The veteran journalist and Wiradjuri man, Stan Grant, has told a Sydney audience that racism is “at the heart of the Australian dream,” as he delivered a sobering speech about the impact of colonisation and discrimination on Indigenous people and their ancestors.
It has provoked a powerful reaction from Australians, going viral on Facebook with 850,000 views and 28,000 shares, and had been watched more than 50,000 times on YouTube by Sunday night.
As part of the IQ2 debate series held by the Ethics Centre, Grant joined immigration lawyer Pallavi Sinha, Herald Sun columnist Rita Panahi and Australian actor Jack Thompson to argue for or against the topic “Racism is destroying the Australian dream”. The event was held last year, but the Ethics Centre only released the video online on Friday.
In his opening address, Grant, who is also Guardian Australia’s Indigenous affairs editor, argued that racism was at “the foundation of the Australian dream”.
“The Australian dream,” Grant said. “We sing of it and we recite it in verse; ‘Australians all let us rejoice for we are young and free’.
“My people die young in this country. We die 10 years younger than the average Australian, and we are far from free. We are fewer than 3% of the Australian population and yet we are 25% – one quarter – of those Australians locked up in our prisons. And if you’re a juvenile it is worse, it is 50%. An Indigenous child is more likely to be locked up in prison than they are to finish high school.”
He spoke of his Indigenous ancestors, including his grandmother and great-grandmother, who were among those institutionalised in missions, where Indigenous people were forced into unpaid labour and abused. He referenced the “war of extermination” against his ancestors.
“I love a sunburned country, a land of sweeping plains, of rugged mountain ranges,” Grant said, referencing the famous poem, My Country, by the Australian writer Dorothea Mackellar.
“It reminds me that my people were killed on those plains. We were shot on those plains, diseases ravaged us on those plains.

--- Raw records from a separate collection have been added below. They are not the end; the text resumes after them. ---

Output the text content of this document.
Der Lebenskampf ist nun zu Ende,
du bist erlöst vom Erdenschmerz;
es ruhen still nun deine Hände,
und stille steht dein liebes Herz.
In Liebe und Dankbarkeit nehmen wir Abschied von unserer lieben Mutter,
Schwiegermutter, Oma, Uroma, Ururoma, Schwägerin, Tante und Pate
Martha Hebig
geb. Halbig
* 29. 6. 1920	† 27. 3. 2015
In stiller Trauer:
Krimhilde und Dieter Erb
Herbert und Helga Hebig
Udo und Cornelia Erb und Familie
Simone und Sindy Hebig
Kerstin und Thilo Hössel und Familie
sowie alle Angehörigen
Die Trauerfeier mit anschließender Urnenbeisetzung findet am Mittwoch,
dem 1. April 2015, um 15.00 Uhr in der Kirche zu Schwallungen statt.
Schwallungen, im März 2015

“Our rights were extinguished because we were not here according to British law, and when British people looked at us, they saw something subhuman. We were fly-blown, Stone-Age savages, and that was the language that was used. Captain Arthur Phillip, a man of enlightenment ... was sending out raiding parties with the instruction; ‘bring back the severed heads of the black trouble-makers’.

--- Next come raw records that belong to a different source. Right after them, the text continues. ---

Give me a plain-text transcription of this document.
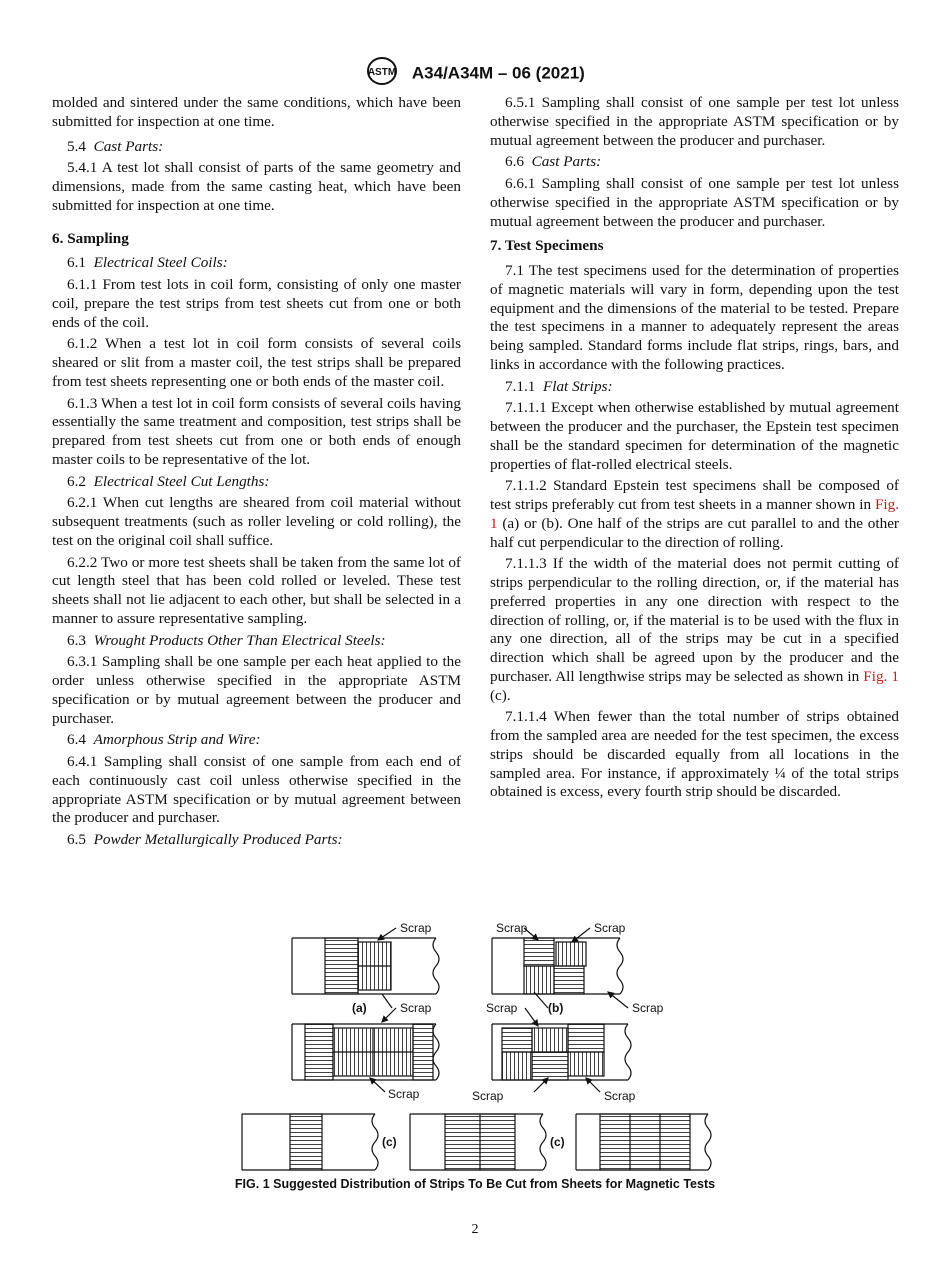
ASTM A34/A34M – 06 (2021)

molded and sintered under the same conditions, which have been submitted for inspection at one time.

5.4 Cast Parts:

5.4.1 A test lot shall consist of parts of the same geometry and dimensions, made from the same casting heat, which have been submitted for inspection at one time.

6. Sampling

6.1 Electrical Steel Coils:

6.1.1 From test lots in coil form, consisting of only one master coil, prepare the test strips from test sheets cut from one or both ends of the coil.

6.1.2 When a test lot in coil form consists of several coils sheared or slit from a master coil, the test strips shall be prepared from test sheets representing one or both ends of the master coil.

6.1.3 When a test lot in coil form consists of several coils having essentially the same treatment and composition, test strips shall be prepared from test sheets cut from one or both ends of enough master coils to be representative of the lot.

6.2 Electrical Steel Cut Lengths:

6.2.1 When cut lengths are sheared from coil material without subsequent treatments (such as roller leveling or cold rolling), the test on the original coil shall suffice.

6.2.2 Two or more test sheets shall be taken from the same lot of cut length steel that has been cold rolled or leveled. These test sheets shall not lie adjacent to each other, but shall be selected in a manner to assure representative sampling.

6.3 Wrought Products Other Than Electrical Steels:

6.3.1 Sampling shall be one sample per each heat applied to the order unless otherwise specified in the appropriate ASTM specification or by mutual agreement between the producer and purchaser.

6.4 Amorphous Strip and Wire:

6.4.1 Sampling shall consist of one sample from each end of each continuously cast coil unless otherwise specified in the appropriate ASTM specification or by mutual agreement between the producer and purchaser.

6.5 Powder Metallurgically Produced Parts:

6.5.1 Sampling shall consist of one sample per test lot unless otherwise specified in the appropriate ASTM specification or by mutual agreement between the producer and purchaser.

6.6 Cast Parts:

6.6.1 Sampling shall consist of one sample per test lot unless otherwise specified in the appropriate ASTM specification or by mutual agreement between the producer and purchaser.

7. Test Specimens

7.1 The test specimens used for the determination of properties of magnetic materials will vary in form, depending upon the test equipment and the dimensions of the material to be tested. Prepare the test specimens in a manner to adequately represent the areas being sampled. Standard forms include flat strips, rings, bars, and links in accordance with the following practices.

7.1.1 Flat Strips:

7.1.1.1 Except when otherwise established by mutual agreement between the producer and the purchaser, the Epstein test specimen shall be the standard specimen for determination of the magnetic properties of flat-rolled electrical steels.

7.1.1.2 Standard Epstein test specimens shall be composed of test strips preferably cut from test sheets in a manner shown in Fig. 1 (a) or (b). One half of the strips are cut parallel to and the other half cut perpendicular to the direction of rolling.

7.1.1.3 If the width of the material does not permit cutting of strips perpendicular to the rolling direction, or, if the material has preferred properties in any one direction with respect to the direction of rolling, or, if the material is to be used with the flux in any one direction, all of the strips may be cut in a specified direction which shall be agreed upon by the producer and the purchaser. All lengthwise strips may be selected as shown in Fig. 1 (c).

7.1.1.4 When fewer than the total number of strips obtained from the sampled area are needed for the test specimen, the excess strips should be discarded equally from all locations in the sampled area. For instance, if approximately ¼ of the total strips obtained is excess, every fourth strip should be discarded.

Scrap
Scrap
Scrap
Scrap	Scrap
Scrap	Scrap
Scrap	Scrap
(a)	(b)
(c)	(c)
FIG. 1 Suggested Distribution of Strips To Be Cut from Sheets for Magnetic Tests
2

“By 1901 when we became a nation, we were nowhere, we were not in the constitution. Save for race provisions which allowed for laws to be made which would take our children that would invade our privacy, that would tell us who we could marry and where we could live. The Australian dream.”
The media commentator and writer, Mike Carlton, described Grant’s address as Australia’s “Martin Luther King moment,” and “Stan Grant” was still trending on Twitter on Sunday morning.
Grant won a prestigious Walkley award for journalism in December for his columns covering Indigenous affairs for Guardian Australia.